Une base floridienne en pleine transformation
Depuis son aire de lancement historique LC-36A, au Cap Canaveral, Blue Origin mène de front deux chantiers distincts. Le premier concerne la remise en service de la rampe principale, endommagée lors de missions précédentes. Le second, plus ambitieux, vise à doter le site d'une infrastructure entièrement nouvelle : une deuxième plateforme de lancement, conçue pour répondre aux besoins d'une future déclinaison élargie du lanceur New Glenn.
L'entreprise fondée par Jeff Bezos a détaillé publiquement ce projet lors de communications récentes, confirmant une stratégie d'expansion qui va bien au-delà de la simple remise en état. L'objectif affiché est de permettre des opérations en double configuration — deux rampes actives sur un même site — ce qui représenterait un saut qualitatif significatif pour la capacité opérationnelle de Blue Origin en Floride.

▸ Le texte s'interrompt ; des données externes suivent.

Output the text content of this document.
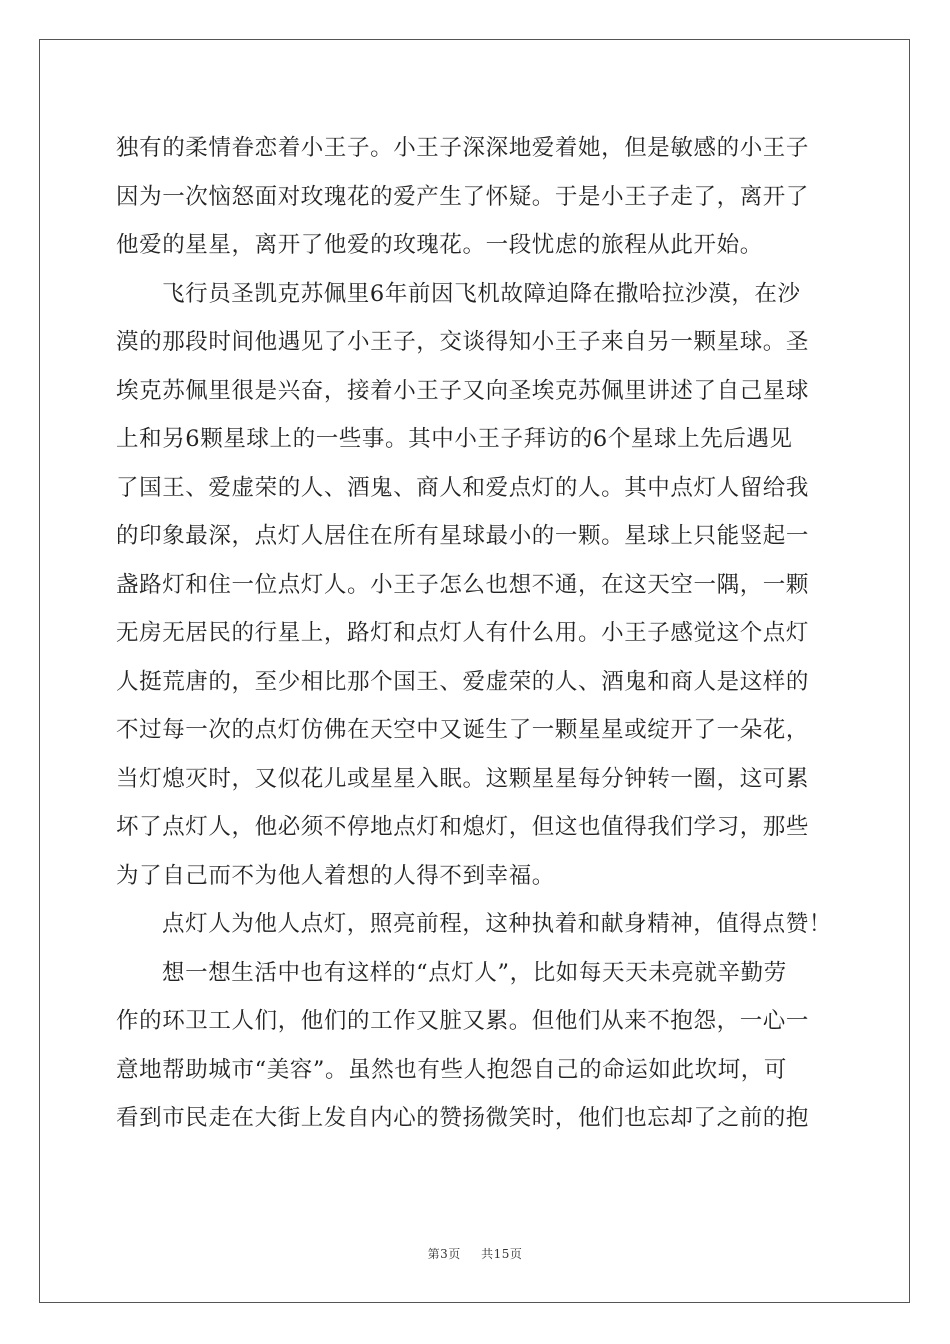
独有的柔情眷恋着小王子。小王子深深地爱着她，但是敏感的小王子
因为一次恼怒面对玫瑰花的爱产生了怀疑。于是小王子走了，离开了
他爱的星星，离开了他爱的玫瑰花。一段忧虑的旅程从此开始。
飞行员圣凯克苏佩里6年前因飞机故障迫降在撒哈拉沙漠，在沙
漠的那段时间他遇见了小王子，交谈得知小王子来自另一颗星球。圣
埃克苏佩里很是兴奋，接着小王子又向圣埃克苏佩里讲述了自己星球
上和另6颗星球上的一些事。其中小王子拜访的6个星球上先后遇见
了国王、爱虚荣的人、酒鬼、商人和爱点灯的人。其中点灯人留给我
的印象最深，点灯人居住在所有星球最小的一颗。星球上只能竖起一
盏路灯和住一位点灯人。小王子怎么也想不通，在这天空一隅，一颗
无房无居民的行星上，路灯和点灯人有什么用。小王子感觉这个点灯
人挺荒唐的，至少相比那个国王、爱虚荣的人、酒鬼和商人是这样的
不过每一次的点灯仿佛在天空中又诞生了一颗星星或绽开了一朵花，
当灯熄灭时，又似花儿或星星入眠。这颗星星每分钟转一圈，这可累
坏了点灯人，他必须不停地点灯和熄灯，但这也值得我们学习，那些
为了自己而不为他人着想的人得不到幸福。
点灯人为他人点灯，照亮前程，这种执着和献身精神，值得点赞！
想一想生活中也有这样的“点灯人”，比如每天天未亮就辛勤劳
作的环卫工人们，他们的工作又脏又累。但他们从来不抱怨，一心一
意地帮助城市“美容”。虽然也有些人抱怨自己的命运如此坎坷，可
看到市民走在大街上发自内心的赞扬微笑时，他们也忘却了之前的抱
第3页 共15页
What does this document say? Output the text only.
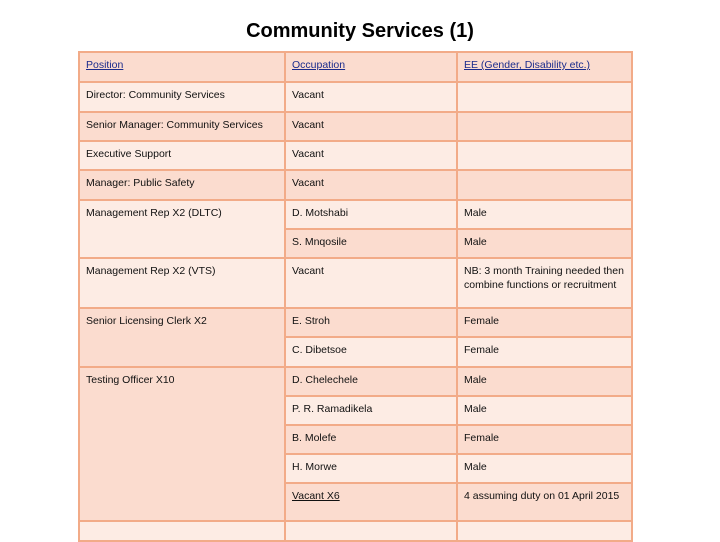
Community Services (1)
Position	Occupation	EE (Gender, Disability etc.)
Director: Community Services	Vacant	
Senior Manager: Community Services	Vacant	
Executive Support	Vacant	
Manager: Public Safety	Vacant	
Management Rep X2 (DLTC)	D. Motshabi	Male
	S. Mnqosile	Male
Management Rep X2 (VTS)	Vacant	NB: 3 month Training needed then combine functions or recruitment
Senior Licensing Clerk X2	E. Stroh	Female
	C. Dibetsoe	Female
Testing Officer X10	D. Chelechele	Male
	P. R. Ramadikela	Male
	B. Molefe	Female
	H. Morwe	Male
	Vacant X6	4 assuming duty on 01 April 2015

New Glenn : vers une version encore plus puissante ?
La seconde rampe ne serait pas simplement une copie de LC-36A. Selon les éléments communiqués, elle serait dimensionnée pour accueillir une variante de New Glenn aux proportions supérieures à celles du lanceur actuellement en service. Blue Origin n'a pas encore précisé publiquement les caractéristiques techniques exactes de cette version, notamment sa capacité en orbite ou son diamètre de coiffe, mais l'existence même de ce projet confirme que la famille New Glenn est appelée à évoluer.
New Glenn a effectué ses premiers vols opérationnels depuis 2025, positionnant Blue Origin sur le marché des lanceurs lourds en concurrence directe avec le Falcon 9 et le Falcon Heavy de SpaceX, le Vulcan Centaur d'United Launch Alliance, ou encore Ariane 6 d'Arianespace côté européen. Une version upscalée du lanceur permettrait à la société d'adresser des marchés à plus haute valeur ajoutée, notamment les missions institutionnelles et les constellations de grande envergure.
Un calendrier encore flou, des enjeux très concrets
Blue Origin n'a pas communiqué de date précise pour la mise en service de cette seconde rampe. La restauration de LC-36A reste la priorité immédiate, et la construction d'une nouvelle infrastructure de ce type requiert généralement plusieurs années de travaux, d'homologations et d'intégration avec les systèmes de sécurité de la base de lancement de Cap Canaveral, gérée par la Space Force américaine.
La capacité à opérer simultanément depuis deux rampes distinctes offrirait à Blue Origin une résilience accrue : en cas de problème technique sur l'une, l'autre pourrait prendre le relais sans interrompre le calendrier de lancement. C'est précisément ce type d'infrastructure redondante que SpaceX a développé au fil des années à la Space Launch Complex 40 et au LC-39A, lui conférant un avantage opérationnel considérable.
Si Blue Origin parvient à concrétiser ce projet dans des délais raisonnables, le paysage des lanceurs lourds commerciaux depuis la côte est des États-Unis pourrait se trouver notablement remodelé d'ici la fin de la décennie.